MATHEWS KABAMBA, Kitwe
WHILE money may mean happiness to some couples, it has brought about untold misery for John Phiri, a Kitwe husband who now wants to divorce his wife of 13 years.
Before Kitwe local court senior magistrate Frederick Ndhlovu was Phiri who sued his wife Susan Mwila for divorce owing to the never ending disputes over their salaries.
Phiri told the court that the couple tied the knot in 2004, but have never lived in marital bliss despite having two children together.
“My wife has a problem. I have never seen a person who is stingy with money like my wife. Whenever she gets paid, she becomes a problem. She doesn’t want us to sit as a couple and make a budget together.
“She never buys anything, even basic things like books for kids among others. When I try to talk to her about it, she says I am the one who married her so I should provide everything,” Phiri said.
He told the court that he is tired of living with such a wife and he asked the court to grant him divorce.
In her defence, Mwila laughed off Phiri’s claims saying he is two times stingier than her.
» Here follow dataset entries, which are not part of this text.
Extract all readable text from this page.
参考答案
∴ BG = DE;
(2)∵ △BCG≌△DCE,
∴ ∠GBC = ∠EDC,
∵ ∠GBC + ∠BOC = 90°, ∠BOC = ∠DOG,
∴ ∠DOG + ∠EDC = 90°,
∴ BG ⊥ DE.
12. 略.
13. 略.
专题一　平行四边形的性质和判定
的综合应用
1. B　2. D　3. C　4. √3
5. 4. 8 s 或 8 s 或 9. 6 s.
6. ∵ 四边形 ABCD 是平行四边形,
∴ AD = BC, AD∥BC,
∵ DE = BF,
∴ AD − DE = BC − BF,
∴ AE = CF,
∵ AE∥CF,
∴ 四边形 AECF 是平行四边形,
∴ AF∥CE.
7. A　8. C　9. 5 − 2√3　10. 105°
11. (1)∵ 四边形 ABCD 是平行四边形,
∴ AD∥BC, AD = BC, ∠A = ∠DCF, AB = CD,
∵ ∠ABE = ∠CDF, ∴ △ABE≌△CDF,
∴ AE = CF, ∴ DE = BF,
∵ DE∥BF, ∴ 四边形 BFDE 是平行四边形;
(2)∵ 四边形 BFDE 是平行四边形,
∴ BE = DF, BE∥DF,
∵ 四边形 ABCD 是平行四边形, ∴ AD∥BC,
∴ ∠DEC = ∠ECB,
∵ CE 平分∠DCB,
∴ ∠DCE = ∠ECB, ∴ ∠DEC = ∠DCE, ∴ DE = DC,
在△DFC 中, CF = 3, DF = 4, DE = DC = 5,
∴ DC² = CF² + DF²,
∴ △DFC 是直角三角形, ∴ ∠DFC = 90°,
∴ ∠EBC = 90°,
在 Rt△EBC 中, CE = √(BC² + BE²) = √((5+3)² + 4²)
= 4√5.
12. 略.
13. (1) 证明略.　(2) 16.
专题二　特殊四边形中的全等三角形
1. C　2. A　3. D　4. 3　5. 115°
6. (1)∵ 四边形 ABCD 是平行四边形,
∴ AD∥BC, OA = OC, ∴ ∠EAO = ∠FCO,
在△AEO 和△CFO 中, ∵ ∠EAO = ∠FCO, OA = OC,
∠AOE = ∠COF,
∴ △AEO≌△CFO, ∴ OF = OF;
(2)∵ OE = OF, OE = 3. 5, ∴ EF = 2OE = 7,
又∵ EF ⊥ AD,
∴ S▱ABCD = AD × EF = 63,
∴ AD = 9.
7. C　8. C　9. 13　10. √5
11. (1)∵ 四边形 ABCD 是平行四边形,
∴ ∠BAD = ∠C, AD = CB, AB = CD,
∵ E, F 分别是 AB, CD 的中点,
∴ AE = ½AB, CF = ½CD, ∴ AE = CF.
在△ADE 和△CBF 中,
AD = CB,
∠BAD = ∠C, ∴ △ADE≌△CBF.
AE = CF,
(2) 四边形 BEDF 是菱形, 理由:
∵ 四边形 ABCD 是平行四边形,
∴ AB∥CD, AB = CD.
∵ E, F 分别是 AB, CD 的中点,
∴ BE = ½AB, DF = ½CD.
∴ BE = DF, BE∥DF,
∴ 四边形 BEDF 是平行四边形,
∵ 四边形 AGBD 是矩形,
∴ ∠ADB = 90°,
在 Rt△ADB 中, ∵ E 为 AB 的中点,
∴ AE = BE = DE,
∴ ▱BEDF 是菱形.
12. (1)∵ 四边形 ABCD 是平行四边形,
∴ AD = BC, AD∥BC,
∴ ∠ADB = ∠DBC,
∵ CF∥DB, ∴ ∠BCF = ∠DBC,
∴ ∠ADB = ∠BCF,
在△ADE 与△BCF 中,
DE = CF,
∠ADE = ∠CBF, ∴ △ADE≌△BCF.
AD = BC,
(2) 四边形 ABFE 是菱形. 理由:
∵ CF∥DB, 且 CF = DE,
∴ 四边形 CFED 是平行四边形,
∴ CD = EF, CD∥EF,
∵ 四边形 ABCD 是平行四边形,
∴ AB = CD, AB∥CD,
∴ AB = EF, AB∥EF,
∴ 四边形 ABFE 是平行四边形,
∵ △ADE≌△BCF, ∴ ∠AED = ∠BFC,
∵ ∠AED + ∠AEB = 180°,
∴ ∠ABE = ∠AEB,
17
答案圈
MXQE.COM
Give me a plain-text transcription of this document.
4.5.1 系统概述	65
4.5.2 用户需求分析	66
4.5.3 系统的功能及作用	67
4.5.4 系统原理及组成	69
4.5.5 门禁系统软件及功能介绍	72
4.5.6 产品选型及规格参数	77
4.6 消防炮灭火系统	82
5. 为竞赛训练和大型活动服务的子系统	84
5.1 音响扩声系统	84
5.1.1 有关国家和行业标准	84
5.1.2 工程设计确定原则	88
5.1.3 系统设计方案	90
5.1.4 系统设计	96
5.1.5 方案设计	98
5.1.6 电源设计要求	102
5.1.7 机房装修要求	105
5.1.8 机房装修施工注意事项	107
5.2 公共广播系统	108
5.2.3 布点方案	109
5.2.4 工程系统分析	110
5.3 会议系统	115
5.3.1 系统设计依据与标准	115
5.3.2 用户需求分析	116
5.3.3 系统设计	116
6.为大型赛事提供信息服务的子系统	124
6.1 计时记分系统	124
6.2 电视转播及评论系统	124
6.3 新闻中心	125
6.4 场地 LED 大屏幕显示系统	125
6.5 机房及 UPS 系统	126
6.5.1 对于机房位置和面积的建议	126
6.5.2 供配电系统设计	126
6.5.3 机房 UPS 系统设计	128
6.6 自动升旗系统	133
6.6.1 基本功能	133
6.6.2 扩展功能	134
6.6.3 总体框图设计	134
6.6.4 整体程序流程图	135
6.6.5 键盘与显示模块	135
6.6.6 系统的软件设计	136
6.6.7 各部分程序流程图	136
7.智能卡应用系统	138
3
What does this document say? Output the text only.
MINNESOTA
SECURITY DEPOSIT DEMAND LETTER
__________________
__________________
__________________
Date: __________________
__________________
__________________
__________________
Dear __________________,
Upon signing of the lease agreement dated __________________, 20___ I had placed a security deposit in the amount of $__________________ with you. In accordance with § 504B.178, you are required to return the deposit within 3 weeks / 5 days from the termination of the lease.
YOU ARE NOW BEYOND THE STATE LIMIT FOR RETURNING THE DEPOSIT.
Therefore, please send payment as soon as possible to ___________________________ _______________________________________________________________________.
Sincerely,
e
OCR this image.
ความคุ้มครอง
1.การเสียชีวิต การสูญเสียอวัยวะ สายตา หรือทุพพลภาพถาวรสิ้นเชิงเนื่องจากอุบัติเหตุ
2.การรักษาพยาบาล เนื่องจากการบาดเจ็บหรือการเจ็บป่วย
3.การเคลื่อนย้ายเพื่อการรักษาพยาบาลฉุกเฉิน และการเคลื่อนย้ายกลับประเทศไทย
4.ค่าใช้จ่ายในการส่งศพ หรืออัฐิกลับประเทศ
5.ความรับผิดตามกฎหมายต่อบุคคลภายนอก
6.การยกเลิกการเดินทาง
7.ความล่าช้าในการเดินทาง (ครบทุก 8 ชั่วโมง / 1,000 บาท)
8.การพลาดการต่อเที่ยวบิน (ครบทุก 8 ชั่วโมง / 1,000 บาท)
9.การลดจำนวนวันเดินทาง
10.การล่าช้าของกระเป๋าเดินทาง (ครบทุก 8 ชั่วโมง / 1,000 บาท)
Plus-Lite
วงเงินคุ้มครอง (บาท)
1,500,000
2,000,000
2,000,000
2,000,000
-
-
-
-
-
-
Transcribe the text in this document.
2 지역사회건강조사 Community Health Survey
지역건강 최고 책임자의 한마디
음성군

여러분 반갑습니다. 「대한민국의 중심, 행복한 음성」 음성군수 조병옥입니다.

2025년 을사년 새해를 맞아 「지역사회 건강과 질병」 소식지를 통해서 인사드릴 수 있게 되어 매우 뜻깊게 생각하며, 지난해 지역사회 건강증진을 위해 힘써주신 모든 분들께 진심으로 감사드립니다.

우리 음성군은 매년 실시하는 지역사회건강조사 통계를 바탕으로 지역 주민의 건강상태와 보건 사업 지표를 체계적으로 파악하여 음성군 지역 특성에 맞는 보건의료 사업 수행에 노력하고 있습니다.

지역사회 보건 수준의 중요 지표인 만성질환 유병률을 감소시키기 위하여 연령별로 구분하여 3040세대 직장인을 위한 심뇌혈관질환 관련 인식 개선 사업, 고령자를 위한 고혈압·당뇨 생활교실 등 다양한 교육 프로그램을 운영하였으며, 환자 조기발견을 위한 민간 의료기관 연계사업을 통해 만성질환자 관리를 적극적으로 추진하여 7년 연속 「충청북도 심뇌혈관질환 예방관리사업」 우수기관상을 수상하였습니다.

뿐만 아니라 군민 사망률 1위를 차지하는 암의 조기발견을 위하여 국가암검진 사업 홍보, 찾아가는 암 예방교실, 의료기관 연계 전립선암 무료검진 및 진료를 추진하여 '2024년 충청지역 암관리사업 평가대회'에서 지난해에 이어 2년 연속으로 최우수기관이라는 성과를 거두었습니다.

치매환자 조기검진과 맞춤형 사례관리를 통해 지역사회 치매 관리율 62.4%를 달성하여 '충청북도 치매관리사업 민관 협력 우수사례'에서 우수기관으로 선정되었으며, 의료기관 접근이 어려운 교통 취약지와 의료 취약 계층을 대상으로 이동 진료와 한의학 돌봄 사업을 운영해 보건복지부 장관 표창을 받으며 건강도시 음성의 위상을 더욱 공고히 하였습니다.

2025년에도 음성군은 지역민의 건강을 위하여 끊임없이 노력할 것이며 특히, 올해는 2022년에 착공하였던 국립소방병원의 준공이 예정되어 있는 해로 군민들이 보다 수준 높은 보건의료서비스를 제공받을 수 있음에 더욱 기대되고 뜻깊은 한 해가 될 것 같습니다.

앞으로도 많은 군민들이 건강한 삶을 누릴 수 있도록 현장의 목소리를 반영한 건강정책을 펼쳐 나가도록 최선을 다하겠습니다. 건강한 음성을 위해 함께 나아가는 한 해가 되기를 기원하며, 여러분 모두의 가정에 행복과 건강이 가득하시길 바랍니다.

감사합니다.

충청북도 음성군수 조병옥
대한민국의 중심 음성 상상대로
“If I am stingy, then he [Phiri] is two times worse than me. He also has a problem of reporting every dispute to his relatives before we can sit and talk it over as a couple,” Mwila said.
And in passing judgement, magistrate Ndhlovu turned divorce into reconciliation, stating that the two should not let money ruin their marriage.
“Money can be a blessing and a curse, depending on how you handle it, there is no need for you to fight over money; learn to sit together and plan as a family whenever you have money,” he said.